Viens dans ce couloir, puisque des soirs
Tu gardes le goût et l'odeur comme un suc
Qui te dévore, gueule au dehors
Humant le sel de ces proies, de ces corps.
Mais, à tout prendre, mieux vaut se rendre
Et se défaire des oripeaux amers,
Gagner les rives où nos cœurs ivres
Peuvent se rejoindre, flirter avec les cimes.

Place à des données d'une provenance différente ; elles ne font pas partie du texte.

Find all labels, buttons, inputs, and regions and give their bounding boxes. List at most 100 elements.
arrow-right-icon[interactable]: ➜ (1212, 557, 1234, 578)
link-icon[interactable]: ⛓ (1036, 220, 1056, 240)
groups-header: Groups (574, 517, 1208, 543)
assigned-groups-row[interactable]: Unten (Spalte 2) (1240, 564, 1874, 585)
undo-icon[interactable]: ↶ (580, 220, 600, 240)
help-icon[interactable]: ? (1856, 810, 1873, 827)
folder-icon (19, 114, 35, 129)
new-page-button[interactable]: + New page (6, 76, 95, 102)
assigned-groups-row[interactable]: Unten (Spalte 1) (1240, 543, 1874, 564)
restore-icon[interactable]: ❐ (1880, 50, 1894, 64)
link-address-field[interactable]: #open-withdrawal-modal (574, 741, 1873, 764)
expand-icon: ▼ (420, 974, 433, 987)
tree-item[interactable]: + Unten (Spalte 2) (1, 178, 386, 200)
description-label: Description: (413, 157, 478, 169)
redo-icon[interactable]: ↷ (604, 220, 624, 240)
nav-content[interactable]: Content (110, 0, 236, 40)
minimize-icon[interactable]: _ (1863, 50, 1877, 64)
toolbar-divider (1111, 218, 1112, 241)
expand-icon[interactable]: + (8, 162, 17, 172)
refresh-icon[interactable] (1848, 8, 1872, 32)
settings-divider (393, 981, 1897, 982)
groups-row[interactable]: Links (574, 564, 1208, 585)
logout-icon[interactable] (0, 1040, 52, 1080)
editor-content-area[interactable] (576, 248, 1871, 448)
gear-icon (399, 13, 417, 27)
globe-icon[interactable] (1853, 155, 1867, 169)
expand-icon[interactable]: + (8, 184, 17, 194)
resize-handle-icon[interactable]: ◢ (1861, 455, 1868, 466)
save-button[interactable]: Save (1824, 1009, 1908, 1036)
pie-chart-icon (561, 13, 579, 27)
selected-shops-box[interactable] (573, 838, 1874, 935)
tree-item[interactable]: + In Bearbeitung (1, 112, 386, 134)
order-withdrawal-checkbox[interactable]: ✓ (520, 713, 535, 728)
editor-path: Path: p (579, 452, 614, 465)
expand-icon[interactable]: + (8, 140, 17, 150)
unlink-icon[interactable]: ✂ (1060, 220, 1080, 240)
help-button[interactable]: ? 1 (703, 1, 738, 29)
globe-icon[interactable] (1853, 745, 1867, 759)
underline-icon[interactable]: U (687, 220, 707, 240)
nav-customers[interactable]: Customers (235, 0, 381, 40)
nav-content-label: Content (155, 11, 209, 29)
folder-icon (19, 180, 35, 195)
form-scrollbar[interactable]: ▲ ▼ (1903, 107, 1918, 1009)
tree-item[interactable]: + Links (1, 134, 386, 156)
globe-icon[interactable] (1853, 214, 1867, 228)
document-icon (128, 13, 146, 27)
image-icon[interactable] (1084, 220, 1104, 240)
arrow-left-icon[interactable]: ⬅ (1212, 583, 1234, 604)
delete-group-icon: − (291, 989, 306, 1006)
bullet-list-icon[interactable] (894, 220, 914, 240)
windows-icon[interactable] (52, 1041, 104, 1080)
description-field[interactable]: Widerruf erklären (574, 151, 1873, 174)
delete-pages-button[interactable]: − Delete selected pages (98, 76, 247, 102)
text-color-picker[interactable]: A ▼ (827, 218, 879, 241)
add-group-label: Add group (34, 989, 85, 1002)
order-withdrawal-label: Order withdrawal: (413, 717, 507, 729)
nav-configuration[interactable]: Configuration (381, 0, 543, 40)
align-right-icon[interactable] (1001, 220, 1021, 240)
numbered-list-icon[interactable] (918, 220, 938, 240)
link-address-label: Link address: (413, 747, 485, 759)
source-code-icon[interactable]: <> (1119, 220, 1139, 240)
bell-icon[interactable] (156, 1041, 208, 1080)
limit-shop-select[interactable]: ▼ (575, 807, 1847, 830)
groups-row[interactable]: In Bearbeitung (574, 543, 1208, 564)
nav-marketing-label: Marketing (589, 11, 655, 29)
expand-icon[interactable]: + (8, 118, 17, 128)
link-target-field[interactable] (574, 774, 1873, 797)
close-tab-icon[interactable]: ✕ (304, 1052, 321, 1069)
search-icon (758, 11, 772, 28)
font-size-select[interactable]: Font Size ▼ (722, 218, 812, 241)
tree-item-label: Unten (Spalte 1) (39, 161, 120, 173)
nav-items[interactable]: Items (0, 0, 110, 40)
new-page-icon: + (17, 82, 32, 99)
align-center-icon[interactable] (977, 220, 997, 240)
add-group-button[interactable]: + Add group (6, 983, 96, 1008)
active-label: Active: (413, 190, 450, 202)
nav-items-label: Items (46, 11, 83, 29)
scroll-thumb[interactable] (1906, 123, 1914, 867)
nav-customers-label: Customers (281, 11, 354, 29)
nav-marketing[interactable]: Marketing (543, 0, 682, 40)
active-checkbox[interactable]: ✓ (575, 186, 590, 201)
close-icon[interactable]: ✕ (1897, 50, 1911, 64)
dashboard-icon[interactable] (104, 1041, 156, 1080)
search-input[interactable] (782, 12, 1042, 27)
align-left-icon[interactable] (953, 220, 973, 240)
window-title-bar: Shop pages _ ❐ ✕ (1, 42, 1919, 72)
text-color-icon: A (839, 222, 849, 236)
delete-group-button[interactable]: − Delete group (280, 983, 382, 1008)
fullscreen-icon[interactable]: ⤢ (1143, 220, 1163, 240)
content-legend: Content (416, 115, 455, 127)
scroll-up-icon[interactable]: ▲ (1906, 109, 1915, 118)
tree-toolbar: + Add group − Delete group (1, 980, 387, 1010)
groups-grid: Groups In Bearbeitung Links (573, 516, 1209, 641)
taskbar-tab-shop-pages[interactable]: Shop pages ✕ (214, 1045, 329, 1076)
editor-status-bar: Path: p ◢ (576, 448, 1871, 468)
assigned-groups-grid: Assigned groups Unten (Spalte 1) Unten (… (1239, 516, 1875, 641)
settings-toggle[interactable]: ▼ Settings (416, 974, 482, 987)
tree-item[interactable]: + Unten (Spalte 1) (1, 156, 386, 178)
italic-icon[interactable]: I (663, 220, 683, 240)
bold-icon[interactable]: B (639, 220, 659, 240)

Pars de ce couloir, si tu veux croire
Encore au monde dans lequel tu te meus.
Ici, tout tremble, tout est exsangue,
Brûlé au feu du désir qui harangue
Nos âmes célestes, déchues, ne reste
Que le souvenir de nos rêves innocents.
Était-ce hier ? J'étais trop fière,
Ou trop encline à céder au tourment.
Mais à tout prendre, mieux vaut se rendre.
Ô se défaire ! Ne plus être que chair.
C'est dans l'excès que je t'aimais.
Quand, de nos peaux, nous tenions le secret.
Gagner les cimes, toucher l'ultime
Ivresse, avant que nos peaux ne se dessèchent.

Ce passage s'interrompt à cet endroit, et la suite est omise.